Why is the length of a string in Foreign.C.String defined as Int and not as CSize?

The Foreign.C.String module contains the type

-- | A string with explicit length information in bytes instead of a
-- terminating NUL (allowing NUL characters in the middle of the string).
type CStringLen = (Ptr CChar, Int)

However, as far as I understand, string lengths are conventionally given as size_t in C, i.e., Foreign.C.Types.CSize in Haskell. E.g., that’s the type returned by strlen. As a result, my code is often riddled with calls to fromIntegral to convert from Int to CSize, which is annoying.
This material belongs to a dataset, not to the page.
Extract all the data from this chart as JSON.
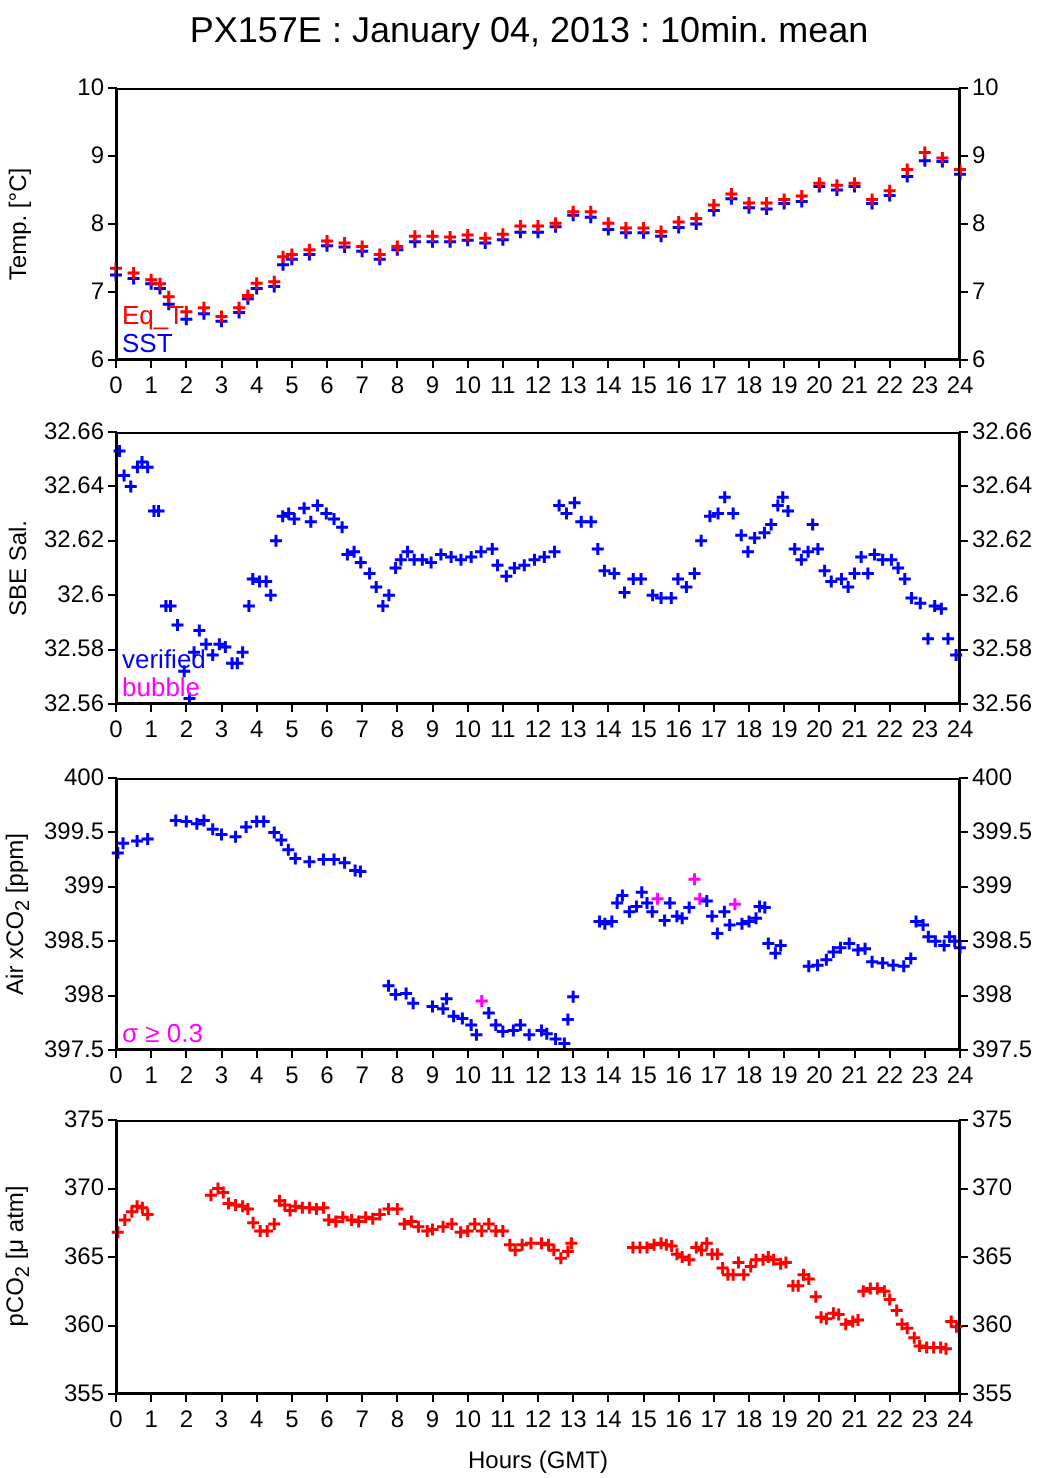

Is this just a historical accident, or does it have a deeper meaning? If the former, is there any chance this can be changed in future versions of base? How would one go about that?

2 Likes

There was some discussion earlier this year about Int being used in places where an unsigned type would be better. See these threads on Haskell Cafe:

If you have a concrete proposal to change base, take a look at core-libraries-committee/PROPOSALS.md at main · haskell/core-libraries-committee · GitHub.

1 Like

I think the posts @sjakobi links are suggesting changing Int to Natural, because that is theoretically the proper type of these functions. But using CSize for compatibility with C is mostly different matter in my opinion.

An argument against size_t is mentioned in the great presentation “What about the natural numbers?” (at 36:44). The summary is that size_t should probably not be used because implicit casting signed to unsigned and vice versa is not a very good idea. But I don’t think that applies here, because Haskell doesn’t have implicit casting.

1 Like